The citation read: “For gallantry and intrepidity during action against enemy Japanese forces in Tarawa, Gilbert Islands, November 20 to 22, 1943, while serving with the Second Marine Division. He, a company runner, without regard for his own personal safety, ran the length of a pier which was under heavy mortar, machine gun and sniper fire, to guide a platoon which was urgently needed to fill a gap in the front line. Returning to the front, he continued to dispatch messages for the following two days. Many of these messages required passage across the airstrip which was exposed to machine gun and sniper fire. On a return trip to the command post he was wounded, but refused to accept first aid until the ammunition and supplies, with which he had voluntarily loaded himself, were delivered to his unit. His initiative and heroic devotion in duty were in keeping with highest traditions of the United States Naval Service.” Witnessing the presentation ceremony, marked by an informal guard mount, were the Marine’s mother and an uncle, Marine Captain Eugene Bradford, officer-in-charge of the Marine Detachment on duty at Fleet Post Office, San Francisco.

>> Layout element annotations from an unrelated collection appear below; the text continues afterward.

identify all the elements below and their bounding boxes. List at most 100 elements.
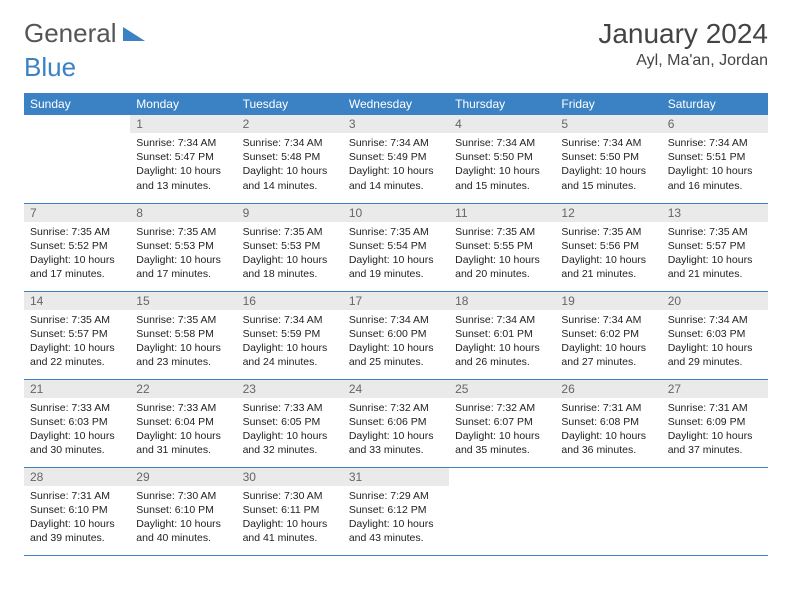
calendar-day-cell: 13Sunrise: 7:35 AMSunset: 5:57 PMDayligh… [662, 203, 768, 291]
weekday-row: SundayMondayTuesdayWednesdayThursdayFrid… [24, 93, 768, 115]
weekday-header: Monday [130, 93, 236, 115]
calendar-day-cell: 9Sunrise: 7:35 AMSunset: 5:53 PMDaylight… [237, 203, 343, 291]
day-number: 12 [555, 204, 661, 222]
logo-triangle-icon [123, 27, 145, 41]
day-number: 29 [130, 468, 236, 486]
calendar-day-cell: 30Sunrise: 7:30 AMSunset: 6:11 PMDayligh… [237, 467, 343, 555]
location: Ayl, Ma'an, Jordan [598, 52, 768, 70]
day-number: 3 [343, 115, 449, 133]
calendar-day-cell: 25Sunrise: 7:32 AMSunset: 6:07 PMDayligh… [449, 379, 555, 467]
day-number: 21 [24, 380, 130, 398]
calendar-day-cell [24, 115, 130, 203]
day-info: Sunrise: 7:35 AMSunset: 5:57 PMDaylight:… [24, 310, 130, 373]
day-number: 15 [130, 292, 236, 310]
calendar-day-cell: 10Sunrise: 7:35 AMSunset: 5:54 PMDayligh… [343, 203, 449, 291]
day-number: 7 [24, 204, 130, 222]
calendar-day-cell: 8Sunrise: 7:35 AMSunset: 5:53 PMDaylight… [130, 203, 236, 291]
day-info: Sunrise: 7:35 AMSunset: 5:52 PMDaylight:… [24, 222, 130, 285]
calendar-day-cell: 3Sunrise: 7:34 AMSunset: 5:49 PMDaylight… [343, 115, 449, 203]
day-number [24, 115, 130, 119]
day-number: 13 [662, 204, 768, 222]
day-number: 27 [662, 380, 768, 398]
day-info: Sunrise: 7:34 AMSunset: 6:00 PMDaylight:… [343, 310, 449, 373]
day-number: 9 [237, 204, 343, 222]
day-number: 17 [343, 292, 449, 310]
day-number [662, 468, 768, 472]
calendar-day-cell [449, 467, 555, 555]
day-info: Sunrise: 7:30 AMSunset: 6:11 PMDaylight:… [237, 486, 343, 549]
calendar-day-cell: 24Sunrise: 7:32 AMSunset: 6:06 PMDayligh… [343, 379, 449, 467]
day-info: Sunrise: 7:30 AMSunset: 6:10 PMDaylight:… [130, 486, 236, 549]
logo-text-2: Blue [24, 52, 76, 83]
calendar-day-cell: 31Sunrise: 7:29 AMSunset: 6:12 PMDayligh… [343, 467, 449, 555]
day-info: Sunrise: 7:35 AMSunset: 5:56 PMDaylight:… [555, 222, 661, 285]
calendar-day-cell: 27Sunrise: 7:31 AMSunset: 6:09 PMDayligh… [662, 379, 768, 467]
calendar-day-cell: 14Sunrise: 7:35 AMSunset: 5:57 PMDayligh… [24, 291, 130, 379]
day-number: 23 [237, 380, 343, 398]
day-info: Sunrise: 7:34 AMSunset: 5:51 PMDaylight:… [662, 133, 768, 196]
day-info: Sunrise: 7:34 AMSunset: 5:48 PMDaylight:… [237, 133, 343, 196]
calendar-day-cell: 2Sunrise: 7:34 AMSunset: 5:48 PMDaylight… [237, 115, 343, 203]
calendar-day-cell: 20Sunrise: 7:34 AMSunset: 6:03 PMDayligh… [662, 291, 768, 379]
day-info: Sunrise: 7:34 AMSunset: 5:50 PMDaylight:… [449, 133, 555, 196]
day-info: Sunrise: 7:31 AMSunset: 6:08 PMDaylight:… [555, 398, 661, 461]
calendar-day-cell: 12Sunrise: 7:35 AMSunset: 5:56 PMDayligh… [555, 203, 661, 291]
calendar-day-cell: 21Sunrise: 7:33 AMSunset: 6:03 PMDayligh… [24, 379, 130, 467]
calendar-day-cell [555, 467, 661, 555]
day-number: 14 [24, 292, 130, 310]
month-title: January 2024 [598, 18, 768, 50]
day-info: Sunrise: 7:35 AMSunset: 5:53 PMDaylight:… [237, 222, 343, 285]
day-number: 16 [237, 292, 343, 310]
day-number: 6 [662, 115, 768, 133]
calendar-day-cell: 29Sunrise: 7:30 AMSunset: 6:10 PMDayligh… [130, 467, 236, 555]
logo: General [24, 18, 145, 49]
calendar-head: SundayMondayTuesdayWednesdayThursdayFrid… [24, 93, 768, 115]
day-number: 4 [449, 115, 555, 133]
calendar-week-row: 21Sunrise: 7:33 AMSunset: 6:03 PMDayligh… [24, 379, 768, 467]
day-info: Sunrise: 7:34 AMSunset: 6:03 PMDaylight:… [662, 310, 768, 373]
calendar-day-cell: 23Sunrise: 7:33 AMSunset: 6:05 PMDayligh… [237, 379, 343, 467]
day-info: Sunrise: 7:33 AMSunset: 6:03 PMDaylight:… [24, 398, 130, 461]
day-info: Sunrise: 7:35 AMSunset: 5:58 PMDaylight:… [130, 310, 236, 373]
day-info: Sunrise: 7:34 AMSunset: 5:49 PMDaylight:… [343, 133, 449, 196]
calendar-body: 1Sunrise: 7:34 AMSunset: 5:47 PMDaylight… [24, 115, 768, 555]
calendar-day-cell: 26Sunrise: 7:31 AMSunset: 6:08 PMDayligh… [555, 379, 661, 467]
calendar-day-cell: 11Sunrise: 7:35 AMSunset: 5:55 PMDayligh… [449, 203, 555, 291]
day-info: Sunrise: 7:35 AMSunset: 5:54 PMDaylight:… [343, 222, 449, 285]
day-info: Sunrise: 7:35 AMSunset: 5:57 PMDaylight:… [662, 222, 768, 285]
weekday-header: Thursday [449, 93, 555, 115]
day-info: Sunrise: 7:35 AMSunset: 5:55 PMDaylight:… [449, 222, 555, 285]
day-number: 30 [237, 468, 343, 486]
day-number: 25 [449, 380, 555, 398]
day-number: 2 [237, 115, 343, 133]
day-info: Sunrise: 7:34 AMSunset: 5:50 PMDaylight:… [555, 133, 661, 196]
logo-text-1: General [24, 18, 117, 49]
day-number [555, 468, 661, 472]
day-number: 11 [449, 204, 555, 222]
calendar-day-cell: 15Sunrise: 7:35 AMSunset: 5:58 PMDayligh… [130, 291, 236, 379]
day-number: 10 [343, 204, 449, 222]
calendar-week-row: 14Sunrise: 7:35 AMSunset: 5:57 PMDayligh… [24, 291, 768, 379]
day-info: Sunrise: 7:34 AMSunset: 6:01 PMDaylight:… [449, 310, 555, 373]
day-info: Sunrise: 7:31 AMSunset: 6:09 PMDaylight:… [662, 398, 768, 461]
calendar-day-cell: 1Sunrise: 7:34 AMSunset: 5:47 PMDaylight… [130, 115, 236, 203]
day-info: Sunrise: 7:35 AMSunset: 5:53 PMDaylight:… [130, 222, 236, 285]
weekday-header: Wednesday [343, 93, 449, 115]
calendar-table: SundayMondayTuesdayWednesdayThursdayFrid… [24, 93, 768, 556]
day-number: 8 [130, 204, 236, 222]
calendar-week-row: 1Sunrise: 7:34 AMSunset: 5:47 PMDaylight… [24, 115, 768, 203]
day-number: 20 [662, 292, 768, 310]
day-number: 18 [449, 292, 555, 310]
day-info: Sunrise: 7:34 AMSunset: 5:47 PMDaylight:… [130, 133, 236, 196]
day-info: Sunrise: 7:31 AMSunset: 6:10 PMDaylight:… [24, 486, 130, 549]
calendar-day-cell: 28Sunrise: 7:31 AMSunset: 6:10 PMDayligh… [24, 467, 130, 555]
calendar-week-row: 7Sunrise: 7:35 AMSunset: 5:52 PMDaylight… [24, 203, 768, 291]
day-number: 24 [343, 380, 449, 398]
calendar-day-cell: 5Sunrise: 7:34 AMSunset: 5:50 PMDaylight… [555, 115, 661, 203]
day-number: 22 [130, 380, 236, 398]
day-number: 1 [130, 115, 236, 133]
calendar-day-cell: 17Sunrise: 7:34 AMSunset: 6:00 PMDayligh… [343, 291, 449, 379]
calendar-day-cell: 7Sunrise: 7:35 AMSunset: 5:52 PMDaylight… [24, 203, 130, 291]
day-number: 28 [24, 468, 130, 486]
day-info: Sunrise: 7:33 AMSunset: 6:05 PMDaylight:… [237, 398, 343, 461]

Pfc. Brown, who was shot through the left hand at Tarawa on November 21, spent some time in hospitals overseas and at U. S. Naval Hospital, Oakland, before assignment to guard duty here.

Stu’s Notes: What a beautiful sight, to stand on the side walk of what used to be 2400 Montgomery and see our Table Mt. and the river over the rise and the Historical green bridge. Close your eyes and envision a beautiful grassy spot with benches and walk ways and granite stones to honor our heroes who have been long forgotten and flags flying in the breeze and people moving about quietly. That is coming soon, sooner if the good people of Oroville and Butte County realize what a small group has been doing for the last 7 years. It takes money, bottom line, oh sure we could apply for more grants etc. But as the editor of an area newspaper once wrote, A Memorial in a community is not the same if it doesn’t have community involvement and he is right. Now it is time for the people of Butte County to come forward and see this most wonderful project come to the finish line. Years from now they can say to their children and grandchildren I had a part in the Oroville Veterans Memorial Park for All of Butte County.

At the recent Supervisors meeting Bill Connelly and I thanked various people who have helped directly on the clearing. In the future there will be more people to thank. Today I want to thank 3 men that were there 8 days, all day. Wayne Brock, the man on the fire hose, Sam Bebout (whose name I have spell wrong 10,000 times) he was all over the site helping where needed and Bill Fox, Videographer and head camera man for the job.

I have known Machelle for quite a while. Her former father in law, Earl Eves gave me a job as an Ironworker on the Oroville Dam 48 years ago. He was a most wonderful boss and taught me a lot as I was a young farm hand knowing nothing about construction. Thank you Earl. Very few Silver Stars are given out. Most of those are posthumously.